There's a dirty secret buried in how we use AI coding assistants: they almost always give you the same answer you'd get from Googling the problem. The model defaults to the first plausible solution and polishes it, producing output that's competent but forgettable—because it's literally the centroid of everything it saw during training. A developer named Udit Akhouri is calling this 'premature convergence,' and he's built something called ADHD (no relation to the actual disorder) that forces Claude Code and similar agents out of that rut.
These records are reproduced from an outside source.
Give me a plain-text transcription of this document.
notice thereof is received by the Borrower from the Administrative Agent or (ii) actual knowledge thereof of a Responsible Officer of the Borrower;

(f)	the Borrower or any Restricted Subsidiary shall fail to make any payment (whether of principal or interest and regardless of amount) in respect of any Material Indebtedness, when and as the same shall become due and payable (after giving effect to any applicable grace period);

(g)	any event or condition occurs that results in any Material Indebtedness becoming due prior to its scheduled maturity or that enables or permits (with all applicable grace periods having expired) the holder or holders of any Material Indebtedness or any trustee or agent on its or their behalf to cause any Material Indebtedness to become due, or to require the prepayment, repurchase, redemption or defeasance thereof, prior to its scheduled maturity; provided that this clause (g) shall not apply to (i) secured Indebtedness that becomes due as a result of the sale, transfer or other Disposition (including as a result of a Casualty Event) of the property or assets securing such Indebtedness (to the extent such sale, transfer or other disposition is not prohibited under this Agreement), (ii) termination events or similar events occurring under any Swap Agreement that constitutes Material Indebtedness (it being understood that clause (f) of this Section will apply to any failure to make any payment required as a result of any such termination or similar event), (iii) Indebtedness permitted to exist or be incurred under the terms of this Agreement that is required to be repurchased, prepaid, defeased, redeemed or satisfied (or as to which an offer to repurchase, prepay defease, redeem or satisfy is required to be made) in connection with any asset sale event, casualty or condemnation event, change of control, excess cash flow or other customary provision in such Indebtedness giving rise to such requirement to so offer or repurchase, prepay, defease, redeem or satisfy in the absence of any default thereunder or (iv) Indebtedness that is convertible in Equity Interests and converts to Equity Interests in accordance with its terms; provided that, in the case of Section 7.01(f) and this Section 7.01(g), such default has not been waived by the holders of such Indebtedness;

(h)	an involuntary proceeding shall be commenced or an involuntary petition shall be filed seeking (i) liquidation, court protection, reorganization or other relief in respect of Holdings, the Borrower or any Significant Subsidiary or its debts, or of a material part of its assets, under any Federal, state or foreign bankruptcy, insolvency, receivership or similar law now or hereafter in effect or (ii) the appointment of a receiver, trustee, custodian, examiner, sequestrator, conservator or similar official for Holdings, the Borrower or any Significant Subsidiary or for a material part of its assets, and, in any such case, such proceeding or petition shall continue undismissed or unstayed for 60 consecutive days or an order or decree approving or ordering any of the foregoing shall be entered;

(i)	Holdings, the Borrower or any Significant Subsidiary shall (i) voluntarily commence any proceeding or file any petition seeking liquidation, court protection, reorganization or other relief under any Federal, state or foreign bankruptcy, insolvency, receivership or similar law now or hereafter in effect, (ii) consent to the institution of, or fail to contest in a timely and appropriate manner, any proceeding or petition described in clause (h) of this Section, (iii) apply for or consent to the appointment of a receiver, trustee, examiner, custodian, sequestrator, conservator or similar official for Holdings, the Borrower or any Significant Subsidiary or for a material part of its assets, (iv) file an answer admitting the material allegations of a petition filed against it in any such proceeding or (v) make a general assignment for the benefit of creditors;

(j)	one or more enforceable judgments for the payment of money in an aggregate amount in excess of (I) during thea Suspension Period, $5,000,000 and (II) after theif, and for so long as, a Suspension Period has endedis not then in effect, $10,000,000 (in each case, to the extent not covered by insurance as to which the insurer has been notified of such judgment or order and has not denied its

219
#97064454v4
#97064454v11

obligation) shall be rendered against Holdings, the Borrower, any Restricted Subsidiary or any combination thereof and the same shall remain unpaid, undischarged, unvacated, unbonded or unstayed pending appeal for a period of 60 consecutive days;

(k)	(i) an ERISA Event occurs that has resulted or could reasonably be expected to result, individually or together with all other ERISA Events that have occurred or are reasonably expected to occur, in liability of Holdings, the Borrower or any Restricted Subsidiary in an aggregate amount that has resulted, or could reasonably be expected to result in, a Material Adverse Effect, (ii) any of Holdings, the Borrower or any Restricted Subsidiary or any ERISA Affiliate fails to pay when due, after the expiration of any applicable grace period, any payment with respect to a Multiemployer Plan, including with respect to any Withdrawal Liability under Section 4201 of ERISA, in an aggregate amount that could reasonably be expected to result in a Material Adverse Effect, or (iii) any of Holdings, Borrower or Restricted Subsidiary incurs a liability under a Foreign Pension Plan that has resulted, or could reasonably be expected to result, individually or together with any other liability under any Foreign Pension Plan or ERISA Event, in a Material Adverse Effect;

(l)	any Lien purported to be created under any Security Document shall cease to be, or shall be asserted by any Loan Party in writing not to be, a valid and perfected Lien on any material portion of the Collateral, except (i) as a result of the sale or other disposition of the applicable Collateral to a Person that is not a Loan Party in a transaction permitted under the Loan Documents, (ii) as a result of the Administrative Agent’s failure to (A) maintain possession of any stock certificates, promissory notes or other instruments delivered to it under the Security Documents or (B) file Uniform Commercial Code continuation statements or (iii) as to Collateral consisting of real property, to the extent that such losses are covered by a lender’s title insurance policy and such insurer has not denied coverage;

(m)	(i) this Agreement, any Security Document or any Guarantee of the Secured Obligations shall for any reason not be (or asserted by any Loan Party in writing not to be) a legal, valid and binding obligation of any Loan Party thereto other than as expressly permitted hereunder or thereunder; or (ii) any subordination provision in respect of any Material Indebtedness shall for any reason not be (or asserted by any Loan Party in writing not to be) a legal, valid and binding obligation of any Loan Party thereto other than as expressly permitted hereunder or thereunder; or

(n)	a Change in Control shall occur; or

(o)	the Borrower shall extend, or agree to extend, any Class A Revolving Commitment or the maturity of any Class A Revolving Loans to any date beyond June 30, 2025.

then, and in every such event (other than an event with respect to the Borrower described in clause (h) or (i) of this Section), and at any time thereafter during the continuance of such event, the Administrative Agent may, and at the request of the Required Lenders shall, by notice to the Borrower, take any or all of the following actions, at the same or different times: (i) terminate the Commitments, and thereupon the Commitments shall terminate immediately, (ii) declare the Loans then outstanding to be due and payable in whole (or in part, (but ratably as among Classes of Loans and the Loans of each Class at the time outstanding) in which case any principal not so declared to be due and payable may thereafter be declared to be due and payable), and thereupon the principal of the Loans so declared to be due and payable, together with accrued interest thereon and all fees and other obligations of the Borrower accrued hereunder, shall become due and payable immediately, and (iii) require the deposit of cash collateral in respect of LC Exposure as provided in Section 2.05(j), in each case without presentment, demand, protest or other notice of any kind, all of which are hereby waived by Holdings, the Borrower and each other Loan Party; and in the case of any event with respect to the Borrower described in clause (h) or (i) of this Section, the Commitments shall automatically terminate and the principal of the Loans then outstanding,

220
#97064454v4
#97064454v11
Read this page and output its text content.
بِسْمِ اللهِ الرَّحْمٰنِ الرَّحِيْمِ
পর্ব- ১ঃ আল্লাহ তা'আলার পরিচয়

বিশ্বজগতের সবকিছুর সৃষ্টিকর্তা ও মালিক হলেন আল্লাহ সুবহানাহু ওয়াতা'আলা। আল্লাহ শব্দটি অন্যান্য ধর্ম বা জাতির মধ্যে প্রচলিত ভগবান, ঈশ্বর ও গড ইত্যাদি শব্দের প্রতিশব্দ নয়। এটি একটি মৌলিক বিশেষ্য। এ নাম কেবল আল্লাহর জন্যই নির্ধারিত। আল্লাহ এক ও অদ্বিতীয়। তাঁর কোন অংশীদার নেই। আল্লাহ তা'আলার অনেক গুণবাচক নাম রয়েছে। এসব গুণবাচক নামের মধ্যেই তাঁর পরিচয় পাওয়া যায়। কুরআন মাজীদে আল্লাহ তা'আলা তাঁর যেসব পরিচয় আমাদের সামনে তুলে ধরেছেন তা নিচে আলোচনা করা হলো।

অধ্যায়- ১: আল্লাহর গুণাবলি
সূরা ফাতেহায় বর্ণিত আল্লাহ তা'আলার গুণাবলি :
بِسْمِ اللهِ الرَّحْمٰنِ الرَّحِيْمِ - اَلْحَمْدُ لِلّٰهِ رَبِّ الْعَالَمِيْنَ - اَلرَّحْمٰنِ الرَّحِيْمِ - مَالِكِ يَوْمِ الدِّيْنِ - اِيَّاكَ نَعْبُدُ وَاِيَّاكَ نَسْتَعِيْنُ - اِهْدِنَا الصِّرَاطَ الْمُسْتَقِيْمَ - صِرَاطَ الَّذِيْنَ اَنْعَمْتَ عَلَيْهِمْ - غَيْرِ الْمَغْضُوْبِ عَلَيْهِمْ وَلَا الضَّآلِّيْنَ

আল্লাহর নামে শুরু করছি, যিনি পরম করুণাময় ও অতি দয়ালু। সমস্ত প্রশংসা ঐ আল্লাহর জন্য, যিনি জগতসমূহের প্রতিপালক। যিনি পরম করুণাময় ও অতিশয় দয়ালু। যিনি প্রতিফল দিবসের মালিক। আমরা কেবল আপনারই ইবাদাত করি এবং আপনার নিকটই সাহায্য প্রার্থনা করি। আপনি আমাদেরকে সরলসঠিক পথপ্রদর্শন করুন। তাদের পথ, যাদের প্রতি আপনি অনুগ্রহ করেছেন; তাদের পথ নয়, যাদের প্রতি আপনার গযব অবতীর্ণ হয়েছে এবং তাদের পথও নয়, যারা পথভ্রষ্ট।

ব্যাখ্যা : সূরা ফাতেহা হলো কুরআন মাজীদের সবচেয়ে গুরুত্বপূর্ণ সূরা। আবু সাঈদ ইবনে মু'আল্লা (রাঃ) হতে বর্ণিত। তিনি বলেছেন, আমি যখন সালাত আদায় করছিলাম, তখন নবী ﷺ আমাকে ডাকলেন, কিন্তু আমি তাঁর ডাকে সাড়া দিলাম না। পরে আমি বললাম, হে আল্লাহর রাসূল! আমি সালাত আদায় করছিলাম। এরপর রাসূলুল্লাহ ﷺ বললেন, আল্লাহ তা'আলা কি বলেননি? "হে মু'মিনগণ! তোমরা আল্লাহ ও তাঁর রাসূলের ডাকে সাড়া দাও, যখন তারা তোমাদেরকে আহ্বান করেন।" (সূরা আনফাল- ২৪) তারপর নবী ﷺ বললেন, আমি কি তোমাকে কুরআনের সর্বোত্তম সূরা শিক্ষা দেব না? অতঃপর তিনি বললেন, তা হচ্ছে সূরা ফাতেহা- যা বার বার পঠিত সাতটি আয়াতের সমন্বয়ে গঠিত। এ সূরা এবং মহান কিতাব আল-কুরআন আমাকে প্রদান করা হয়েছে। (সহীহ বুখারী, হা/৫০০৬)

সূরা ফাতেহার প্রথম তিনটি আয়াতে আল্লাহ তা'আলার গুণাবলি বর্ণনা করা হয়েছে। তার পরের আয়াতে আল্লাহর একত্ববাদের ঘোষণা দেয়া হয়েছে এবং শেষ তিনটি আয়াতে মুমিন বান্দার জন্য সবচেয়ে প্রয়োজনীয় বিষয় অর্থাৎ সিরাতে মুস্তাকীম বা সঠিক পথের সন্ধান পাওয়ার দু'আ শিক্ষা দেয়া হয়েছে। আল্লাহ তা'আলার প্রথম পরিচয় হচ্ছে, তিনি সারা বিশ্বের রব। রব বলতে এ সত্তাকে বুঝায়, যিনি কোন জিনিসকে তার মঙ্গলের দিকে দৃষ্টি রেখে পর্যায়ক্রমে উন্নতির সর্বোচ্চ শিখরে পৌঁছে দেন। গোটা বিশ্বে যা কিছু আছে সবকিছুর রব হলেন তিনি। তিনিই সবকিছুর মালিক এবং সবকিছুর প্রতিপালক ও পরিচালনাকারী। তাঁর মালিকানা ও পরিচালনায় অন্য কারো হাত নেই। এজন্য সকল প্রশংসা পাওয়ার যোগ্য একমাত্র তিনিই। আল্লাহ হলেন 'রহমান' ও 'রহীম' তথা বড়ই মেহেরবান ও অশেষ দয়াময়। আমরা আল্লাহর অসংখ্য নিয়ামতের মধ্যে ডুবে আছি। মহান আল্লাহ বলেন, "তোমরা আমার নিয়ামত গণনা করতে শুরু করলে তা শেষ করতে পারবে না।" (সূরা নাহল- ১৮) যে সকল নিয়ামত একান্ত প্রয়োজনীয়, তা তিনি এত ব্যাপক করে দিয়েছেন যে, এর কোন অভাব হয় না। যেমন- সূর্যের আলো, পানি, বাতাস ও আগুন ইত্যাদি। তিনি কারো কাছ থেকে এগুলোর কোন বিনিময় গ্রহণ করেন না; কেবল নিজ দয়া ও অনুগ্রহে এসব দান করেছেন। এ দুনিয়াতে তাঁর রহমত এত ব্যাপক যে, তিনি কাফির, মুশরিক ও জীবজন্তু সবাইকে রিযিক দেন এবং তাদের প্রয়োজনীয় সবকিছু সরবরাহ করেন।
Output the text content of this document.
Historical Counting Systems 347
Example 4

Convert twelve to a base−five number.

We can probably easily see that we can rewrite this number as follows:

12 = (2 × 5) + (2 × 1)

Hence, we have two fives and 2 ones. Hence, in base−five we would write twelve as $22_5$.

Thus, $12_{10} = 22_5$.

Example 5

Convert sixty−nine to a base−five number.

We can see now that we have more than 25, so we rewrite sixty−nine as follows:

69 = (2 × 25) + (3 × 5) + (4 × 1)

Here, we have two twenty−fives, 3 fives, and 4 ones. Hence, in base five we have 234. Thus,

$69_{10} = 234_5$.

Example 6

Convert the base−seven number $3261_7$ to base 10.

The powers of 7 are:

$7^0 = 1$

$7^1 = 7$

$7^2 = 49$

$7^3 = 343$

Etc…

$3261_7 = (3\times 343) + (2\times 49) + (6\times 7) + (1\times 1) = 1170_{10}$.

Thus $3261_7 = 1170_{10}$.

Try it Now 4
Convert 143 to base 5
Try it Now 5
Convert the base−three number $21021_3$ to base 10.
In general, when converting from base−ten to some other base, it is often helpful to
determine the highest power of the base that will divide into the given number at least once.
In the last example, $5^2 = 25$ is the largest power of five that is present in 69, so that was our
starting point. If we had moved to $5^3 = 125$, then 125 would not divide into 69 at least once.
How ADHD Breaks the Convergence Trap

The method—officially "Parallel Divergent Ideation for Coding Agents"—runs LLMs through a two-phase loop with a hard mechanical separation between generation and evaluation. In Phase 1, it spins up N parallel branches under completely different 'cognitive frames' (think: regulator, biology, speedrunner, $0 budget, ant colony). Crucially, these branches share zero context. The regulator branch never sees what the speedrunner branch produced, so anchoring is eliminated by construction, not by a polite prompt asking it to be creative. Phase 2 kicks in a separate critic pass that scores every idea on novelty, viability, and fit—then clusters them by underlying angle rather than surface keywords. Only the top-K survivors get deepened into full sketches with named risks and concrete first steps. The entire package lives at github.com/UditAkhourii/adhd as a Node/TypeScript library with an npm install (adhd-agent) CLI wrapper.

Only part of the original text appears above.